Intel


We live in an age in which the pace of technological change is pulsating ever faster, causing waves that spread outward toward all industries. Tracing the history of Intel from its earliest days as a technology-driven memory company to its emergence as an increasingly market –focused microprocessor company, it is accurate to come to the conclusion that technology is the driver of change at Intel.

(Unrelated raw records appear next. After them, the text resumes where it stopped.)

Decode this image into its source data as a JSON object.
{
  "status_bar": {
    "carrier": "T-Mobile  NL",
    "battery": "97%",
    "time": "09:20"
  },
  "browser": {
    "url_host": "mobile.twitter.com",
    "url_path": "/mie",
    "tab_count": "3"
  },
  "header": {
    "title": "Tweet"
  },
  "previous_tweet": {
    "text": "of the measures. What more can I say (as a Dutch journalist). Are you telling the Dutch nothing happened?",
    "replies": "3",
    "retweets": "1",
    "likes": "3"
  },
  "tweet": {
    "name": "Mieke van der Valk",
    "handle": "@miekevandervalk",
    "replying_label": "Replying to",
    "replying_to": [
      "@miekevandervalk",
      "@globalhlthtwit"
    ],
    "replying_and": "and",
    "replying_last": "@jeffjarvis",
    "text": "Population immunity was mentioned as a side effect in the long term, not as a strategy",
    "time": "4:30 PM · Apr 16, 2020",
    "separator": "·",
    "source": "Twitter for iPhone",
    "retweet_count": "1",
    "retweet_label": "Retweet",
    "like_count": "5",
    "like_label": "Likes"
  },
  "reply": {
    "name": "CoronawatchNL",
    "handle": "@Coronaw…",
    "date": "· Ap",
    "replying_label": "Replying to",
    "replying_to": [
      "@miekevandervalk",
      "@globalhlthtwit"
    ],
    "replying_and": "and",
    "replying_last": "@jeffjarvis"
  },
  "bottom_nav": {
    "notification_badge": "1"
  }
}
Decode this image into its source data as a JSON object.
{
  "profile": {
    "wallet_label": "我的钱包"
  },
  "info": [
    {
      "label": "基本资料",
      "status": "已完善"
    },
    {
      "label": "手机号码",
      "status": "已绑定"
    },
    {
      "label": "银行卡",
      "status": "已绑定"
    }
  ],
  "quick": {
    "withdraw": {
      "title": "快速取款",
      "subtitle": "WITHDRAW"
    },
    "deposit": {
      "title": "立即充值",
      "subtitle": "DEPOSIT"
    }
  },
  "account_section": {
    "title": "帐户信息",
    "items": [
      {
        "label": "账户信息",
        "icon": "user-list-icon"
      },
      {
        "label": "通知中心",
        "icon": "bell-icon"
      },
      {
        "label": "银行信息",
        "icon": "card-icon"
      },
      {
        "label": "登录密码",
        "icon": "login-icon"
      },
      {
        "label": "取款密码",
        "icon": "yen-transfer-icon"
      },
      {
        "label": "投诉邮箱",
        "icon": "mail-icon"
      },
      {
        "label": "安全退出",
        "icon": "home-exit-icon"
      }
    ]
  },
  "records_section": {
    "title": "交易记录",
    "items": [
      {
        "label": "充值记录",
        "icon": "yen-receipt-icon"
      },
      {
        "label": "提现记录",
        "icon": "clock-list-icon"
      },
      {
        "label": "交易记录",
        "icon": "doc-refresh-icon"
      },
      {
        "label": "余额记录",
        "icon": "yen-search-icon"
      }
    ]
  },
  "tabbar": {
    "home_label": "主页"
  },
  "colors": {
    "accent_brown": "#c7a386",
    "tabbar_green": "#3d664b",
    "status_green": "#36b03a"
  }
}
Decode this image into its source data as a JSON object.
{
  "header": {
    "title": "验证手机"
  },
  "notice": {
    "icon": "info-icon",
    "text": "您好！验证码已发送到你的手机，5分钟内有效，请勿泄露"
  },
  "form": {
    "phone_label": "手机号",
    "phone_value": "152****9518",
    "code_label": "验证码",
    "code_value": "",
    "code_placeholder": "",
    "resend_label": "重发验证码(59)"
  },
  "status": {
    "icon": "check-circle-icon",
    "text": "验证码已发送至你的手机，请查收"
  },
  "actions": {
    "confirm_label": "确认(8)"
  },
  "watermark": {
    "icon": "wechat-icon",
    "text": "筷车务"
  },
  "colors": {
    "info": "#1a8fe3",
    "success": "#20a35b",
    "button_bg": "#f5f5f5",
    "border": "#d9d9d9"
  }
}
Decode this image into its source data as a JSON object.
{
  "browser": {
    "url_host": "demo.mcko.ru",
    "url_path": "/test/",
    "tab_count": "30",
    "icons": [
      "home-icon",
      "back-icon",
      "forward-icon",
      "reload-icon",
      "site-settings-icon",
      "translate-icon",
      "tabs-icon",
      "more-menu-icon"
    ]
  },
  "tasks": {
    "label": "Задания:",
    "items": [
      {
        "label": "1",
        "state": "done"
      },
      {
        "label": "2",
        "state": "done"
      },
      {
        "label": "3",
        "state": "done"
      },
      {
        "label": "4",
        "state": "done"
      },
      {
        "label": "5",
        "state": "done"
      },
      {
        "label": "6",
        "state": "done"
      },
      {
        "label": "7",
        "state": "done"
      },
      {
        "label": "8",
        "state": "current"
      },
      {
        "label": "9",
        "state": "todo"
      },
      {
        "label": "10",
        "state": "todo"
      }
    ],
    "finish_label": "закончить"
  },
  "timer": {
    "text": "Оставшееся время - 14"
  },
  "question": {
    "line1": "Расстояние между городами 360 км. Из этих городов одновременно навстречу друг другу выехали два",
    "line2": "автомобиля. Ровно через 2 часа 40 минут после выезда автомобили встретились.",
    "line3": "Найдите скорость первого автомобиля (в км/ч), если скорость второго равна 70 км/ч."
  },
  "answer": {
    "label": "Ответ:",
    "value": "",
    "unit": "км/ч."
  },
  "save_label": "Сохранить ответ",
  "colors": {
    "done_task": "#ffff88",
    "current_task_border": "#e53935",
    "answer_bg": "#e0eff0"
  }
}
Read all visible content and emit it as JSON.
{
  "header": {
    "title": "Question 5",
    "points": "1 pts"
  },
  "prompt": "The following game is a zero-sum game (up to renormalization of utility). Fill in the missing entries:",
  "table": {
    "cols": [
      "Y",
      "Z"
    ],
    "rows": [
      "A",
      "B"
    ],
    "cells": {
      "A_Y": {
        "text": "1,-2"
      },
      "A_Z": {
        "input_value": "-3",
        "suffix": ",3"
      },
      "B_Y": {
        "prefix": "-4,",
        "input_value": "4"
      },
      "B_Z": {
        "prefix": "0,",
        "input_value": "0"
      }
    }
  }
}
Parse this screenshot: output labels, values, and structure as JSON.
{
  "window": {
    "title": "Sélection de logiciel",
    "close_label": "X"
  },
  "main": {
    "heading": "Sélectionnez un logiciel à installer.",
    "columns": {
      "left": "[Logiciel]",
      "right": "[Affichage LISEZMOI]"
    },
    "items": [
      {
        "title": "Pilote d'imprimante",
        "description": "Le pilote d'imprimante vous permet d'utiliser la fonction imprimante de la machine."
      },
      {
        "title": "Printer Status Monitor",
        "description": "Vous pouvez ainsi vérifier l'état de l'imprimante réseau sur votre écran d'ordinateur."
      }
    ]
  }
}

Intel has been both a victim and driver of change. It was forced out of the production of memory chips by Japanese memory producers into the microprocessor field and has since revolutionized the field. As Intel’s chief technology officer put it, Intel has been able to do this “by changing the rules and defining a new architecture for integrating communications into smart devices.” Intel is based on a set of rules (which depicts its founder, Gordon Moore’s, believe in technological change) popularly known as Moore’s law. Its revolutionary products like the D1D and Moore’s laws are physical and mental manifestations of what Intel stands for. Simply stated by Moore in one of his laws is this deep-rooted belief in technological change - “a kind of nerdy idealism that includes a pure, simple faith in technological progress and a genuine desire to help revive IT and Telecom. Intel has developed and adapted all sort of technology to continually to make everything better by making everything smaller.


In it’s highly volatile industry, Intel should focus its strategies on R&D base with manufacturing and marketing capabilities that will allow it to continually adapt to changes and renew itself. Intel should develop and adapt its distinctive organizational capability, radical chip manufacturing, in order to continually adapt and renew itself in fast changing strategic environments. In the past by investing in the development of the first microprocessor, Intel acquired the right to invest in the next generation of microprocessors. Investment in a second-generation microprocessor led to a third generation, then a forth generation, and so on. These compound growth options turned out to be extremely profitable for Intel. Intel should continue to embark on its compounded growth options.